Opinion
2421.
Decided December 9, 2003.
Order, Supreme Court, New York County (Harold Tompkins, J.), entered April 2, 2002, which denied plaintiff's motion to reinstate a claim under Labor Law § 202, unanimously affirmed, without costs.
Norman Leonard Cousins, Michael J. Sweeney, for Plaintiff-Appellant.
Patricia M. D'Antone, Steven A. Lee, for Defendants-Respondents.
Before: Buckley, P.J., Andrias, Saxe, Williams, Gonzalez, JJ.
Defendant Anne Hack, a proprietary tenant and shareholder in defendant Christopher Street Owners Corp., a residential cooperative, hired plaintiff to clean her apartment windows. While cleaning the outside surface of a window, plaintiff slipped off the exterior sill and fell three stories to the courtyard.
On a previous appeal from the disposition of opposing summary judgment motions, this Court modified an order dismissing plaintiff's cause of action pursuant to Labor Law § 240(1) as against defendant cooperative and its managing agent to dismiss the complaint in its entirety ( 211 A.D.2d 441); the Court of Appeals affirmed, noting the parties' failure to address Labor Law § 202 in their briefs ( 87 N.Y.2d 938, 939). A subsequent motion to resettle this Court's order so as to limit dismissal to the cause of action based on Labor Law § 240(1) was denied. Plaintiff then commenced a second action, which was dismissed on the ground of res judicata, this Court affirming ( 256 A.D.2d 78, lv denied 93 N.Y.2d 804).

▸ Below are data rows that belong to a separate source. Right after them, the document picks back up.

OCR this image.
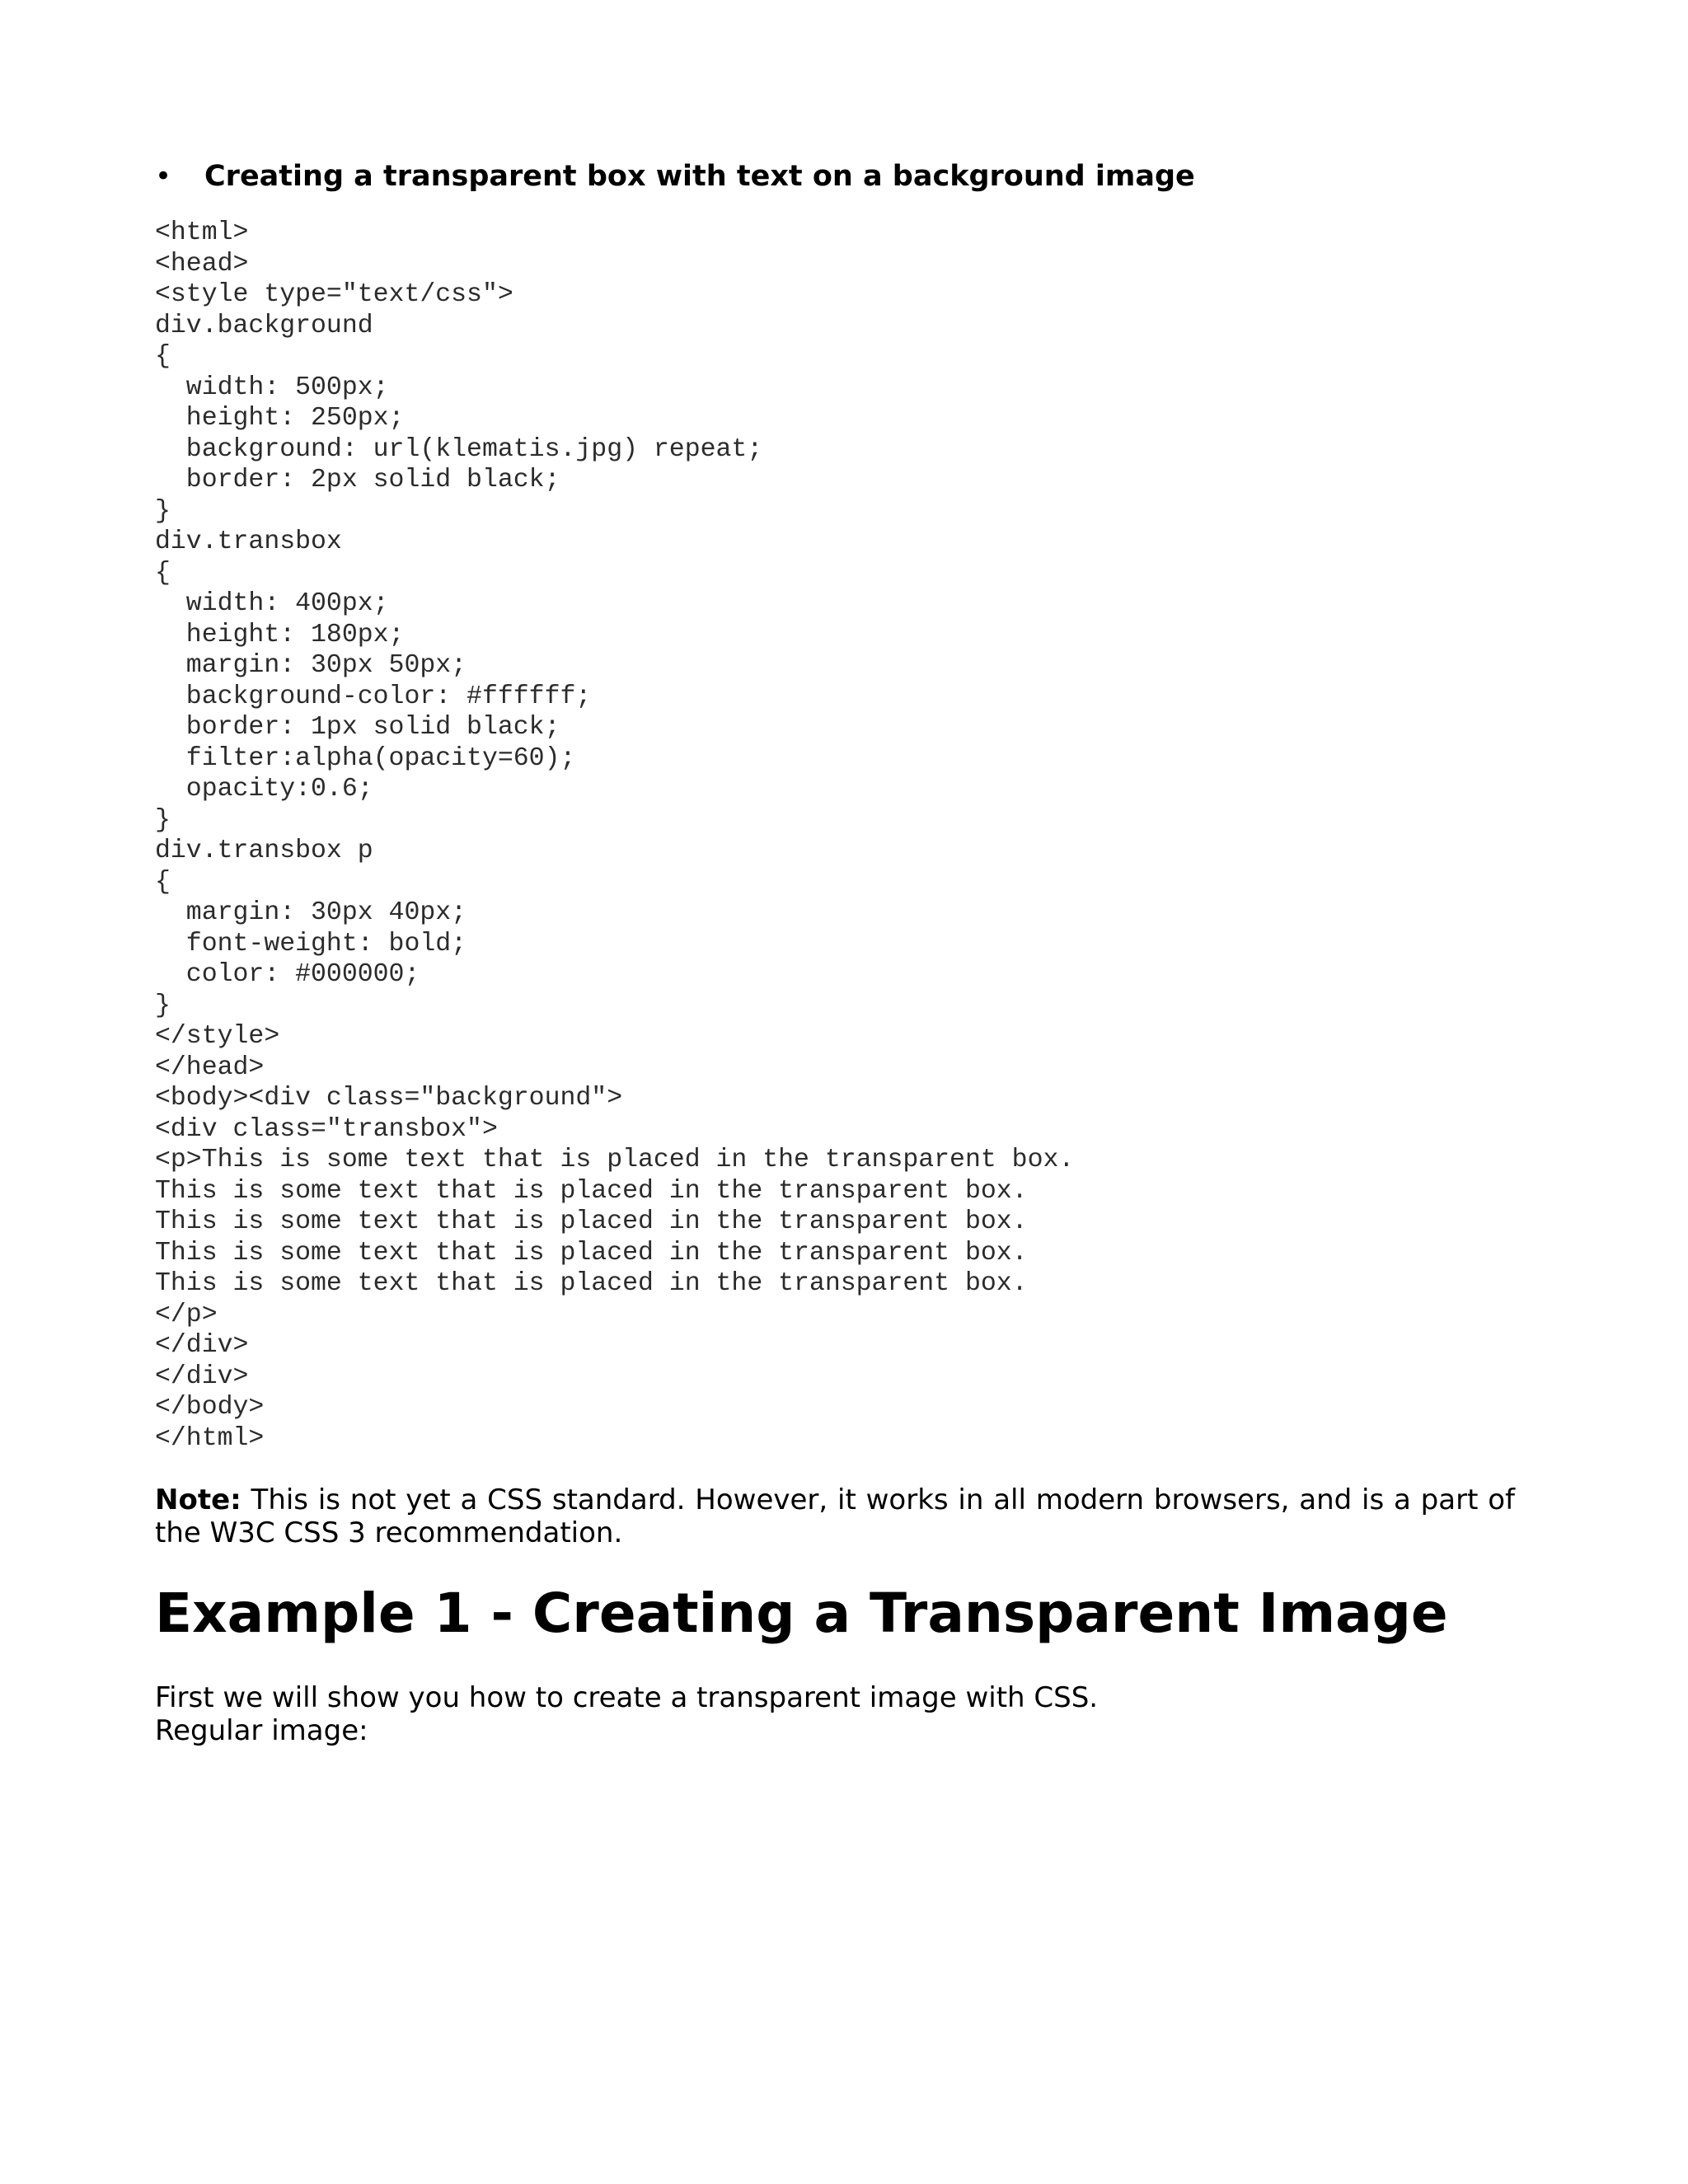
•	Creating a transparent box with text on a background image
<html>
<head>
<style type="text/css">
div.background
{
width: 500px;
height: 250px;
background: url(klematis.jpg) repeat;
border: 2px solid black;
}
div.transbox
{
width: 400px;
height: 180px;
margin: 30px 50px;
background-color: #ffffff;
border: 1px solid black;
filter:alpha(opacity=60);
opacity:0.6;
}
div.transbox p
{
margin: 30px 40px;
font-weight: bold;
color: #000000;
}
</style>
</head>
<body><div class="background">
<div class="transbox">
<p>This is some text that is placed in the transparent box.
This is some text that is placed in the transparent box.
This is some text that is placed in the transparent box.
This is some text that is placed in the transparent box.
This is some text that is placed in the transparent box.
</p>
</div>
</div>
</body>
</html>
Note: This is not yet a CSS standard. However, it works in all modern browsers, and is a part of the W3C CSS 3 recommendation.
Example 1 - Creating a Transparent Image
First we will show you how to create a transparent image with CSS.
Regular image:
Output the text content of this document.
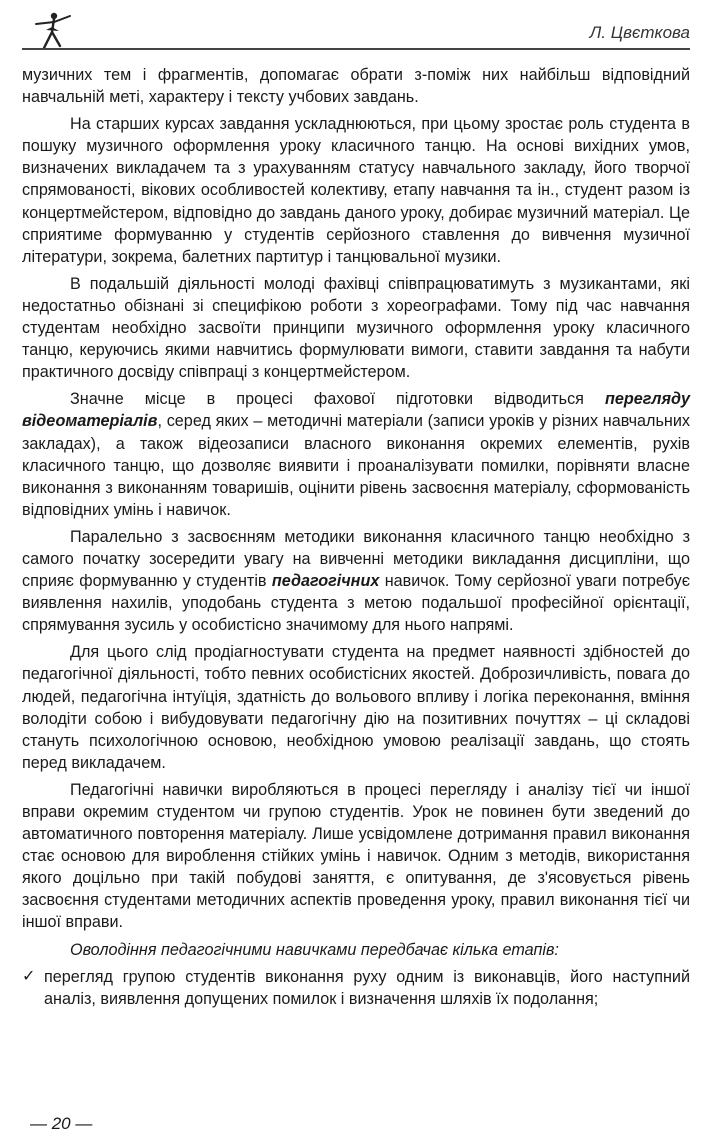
Л. Цвєткова

музичних тем і фрагментів, допомагає обрати з-поміж них найбільш відповідний навчальній меті, характеру і тексту учбових завдань.

На старших курсах завдання ускладнюються, при цьому зростає роль студента в пошуку музичного оформлення уроку класичного танцю. На основі вихідних умов, визначених викладачем та з урахуванням статусу навчального закладу, його творчої спрямованості, вікових особливостей колективу, етапу навчання та ін., студент разом із концертмейстером, відповідно до завдань даного уроку, добирає музичний матеріал. Це сприятиме формуванню у студентів серйозного ставлення до вивчення музичної літератури, зокрема, балетних партитур і танцювальної музики.

В подальшій діяльності молоді фахівці співпрацюватимуть з музикантами, які недостатньо обізнані зі специфікою роботи з хореографами. Тому під час навчання студентам необхідно засвоїти принципи музичного оформлення уроку класичного танцю, керуючись якими навчитись формулювати вимоги, ставити завдання та набути практичного досвіду співпраці з концертмейстером.

Значне місце в процесі фахової підготовки відводиться перегляду відеоматеріалів, серед яких – методичні матеріали (записи уроків у різних навчальних закладах), а також відеозаписи власного виконання окремих елементів, рухів класичного танцю, що дозволяє виявити і проаналізувати помилки, порівняти власне виконання з виконанням товаришів, оцінити рівень засвоєння матеріалу, сформованість відповідних умінь і навичок.

Паралельно з засвоєнням методики виконання класичного танцю необхідно з самого початку зосередити увагу на вивченні методики викладання дисципліни, що сприяє формуванню у студентів педагогічних навичок. Тому серйозної уваги потребує виявлення нахилів, уподобань студента з метою подальшої професійної орієнтації, спрямування зусиль у особистісно значимому для нього напрямі.

Для цього слід продіагностувати студента на предмет наявності здібностей до педагогічної діяльності, тобто певних особистісних якостей. Доброзичливість, повага до людей, педагогічна інтуїція, здатність до вольового впливу і логіка переконання, вміння володіти собою і вибудовувати педагогічну дію на позитивних почуттях – ці складові стануть психологічною основою, необхідною умовою реалізації завдань, що стоять перед викладачем.

Педагогічні навички виробляються в процесі перегляду і аналізу тієї чи іншої вправи окремим студентом чи групою студентів. Урок не повинен бути зведений до автоматичного повторення матеріалу. Лише усвідомлене дотримання правил виконання стає основою для вироблення стійких умінь і навичок. Одним з методів, використання якого доцільно при такій побудові заняття, є опитування, де з'ясовується рівень засвоєння студентами методичних аспектів проведення уроку, правил виконання тієї чи іншої вправи.

Оволодіння педагогічними навичками передбачає кілька етапів:

✓ перегляд групою студентів виконання руху одним із виконавців, його наступний аналіз, виявлення допущених помилок і визначення шляхів їх подолання;

— 20 —
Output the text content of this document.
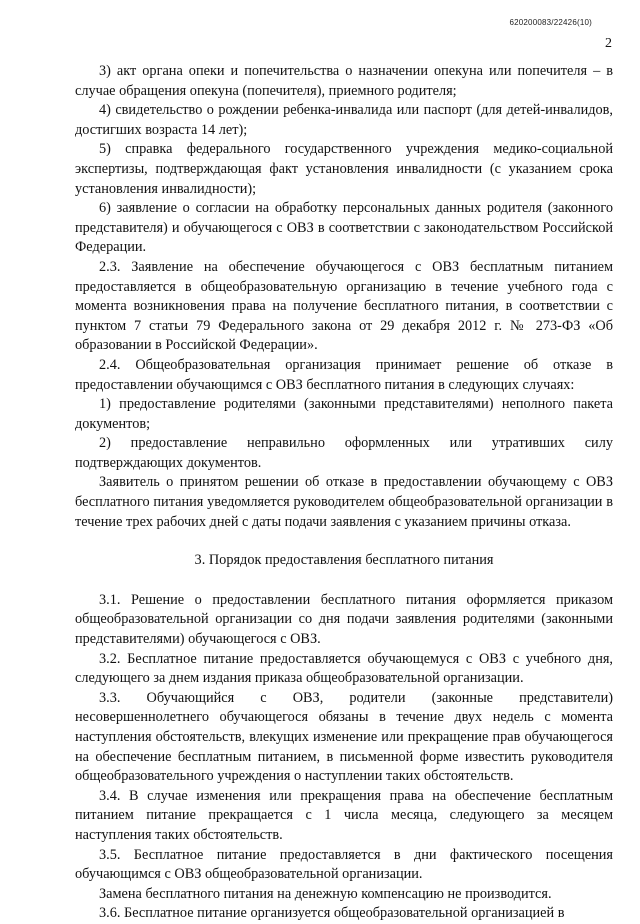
620200083/22426(10)
2

3) акт органа опеки и попечительства о назначении опекуна или попечителя – в случае обращения опекуна (попечителя), приемного родителя;

4) свидетельство о рождении ребенка-инвалида или паспорт (для детей-инвалидов, достигших возраста 14 лет);

5) справка федерального государственного учреждения медико-социальной экспертизы, подтверждающая факт установления инвалидности (с указанием срока установления инвалидности);

6) заявление о согласии на обработку персональных данных родителя (законного представителя) и обучающегося с ОВЗ в соответствии с законодательством Российской Федерации.

2.3. Заявление на обеспечение обучающегося с ОВЗ бесплатным питанием предоставляется в общеобразовательную организацию в течение учебного года с момента возникновения права на получение бесплатного питания, в соответствии с пунктом 7 статьи 79 Федерального закона от 29 декабря 2012 г. № 273-ФЗ «Об образовании в Российской Федерации».

2.4. Общеобразовательная организация принимает решение об отказе в предоставлении обучающимся с ОВЗ бесплатного питания в следующих случаях:

1) предоставление родителями (законными представителями) неполного пакета документов;

2) предоставление неправильно оформленных или утративших силу подтверждающих документов.

Заявитель о принятом решении об отказе в предоставлении обучающему с ОВЗ бесплатного питания уведомляется руководителем общеобразовательной организации в течение трех рабочих дней с даты подачи заявления с указанием причины отказа.

3. Порядок предоставления бесплатного питания

3.1. Решение о предоставлении бесплатного питания оформляется приказом общеобразовательной организации со дня подачи заявления родителями (законными представителями) обучающегося с ОВЗ.

3.2. Бесплатное питание предоставляется обучающемуся с ОВЗ с учебного дня, следующего за днем издания приказа общеобразовательной организации.

3.3. Обучающийся с ОВЗ, родители (законные представители) несовершеннолетнего обучающегося обязаны в течение двух недель с момента наступления обстоятельств, влекущих изменение или прекращение прав обучающегося на обеспечение бесплатным питанием, в письменной форме известить руководителя общеобразовательного учреждения о наступлении таких обстоятельств.

3.4. В случае изменения или прекращения права на обеспечение бесплатным питанием питание прекращается с 1 числа месяца, следующего за месяцем наступления таких обстоятельств.

3.5. Бесплатное питание предоставляется в дни фактического посещения обучающимся с ОВЗ общеобразовательной организации.

Замена бесплатного питания на денежную компенсацию не производится.

3.6. Бесплатное питание организуется общеобразовательной организацией в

While the original complaint sought recovery pursuant to Labor Law § 202 and § 240(1), it stated that "defendants are absolutely liable" for plaintiff's injuries. On his motion for summary judgment, plaintiff quoted a prior order, in which Supreme Court remarked that this action was pleaded "as a violation of Labor Law § 240" because plaintiff "explicitly stated he has no negligence claim." Thus, upon finding plaintiff's Labor Law § 240(1) claim to be unavailing as against any party, this Court dismissed the complaint ( 211 A.D.2d 441).
Labor Law § 202 requires the application of comparative negligence principles because statutory liability is predicated on a violation of the Industrial Code ( see Bauer v. Female Academy of the Sacred Heart, 97 N.Y.2d 445, 452-453), which constitutes only "some evidence of negligence" ( Elliott v. City of New York, 95 N.Y.2d 730, 734-735). Thus, from the outset, the § 202 claim was inconsistent with plaintiff's theory of recovery premised upon absolute liability, and plaintiff's failure to raise the issue before the Court of Appeals ( 87 N.Y.2d 938, at 939) merely confirmed his intention to abandon this basis of liability.
THIS CONSTITUTES THE DECISION AND ORDER OF THE SUPREME COURT, APPELLATE DIVISION, FIRST DEPARTMENT.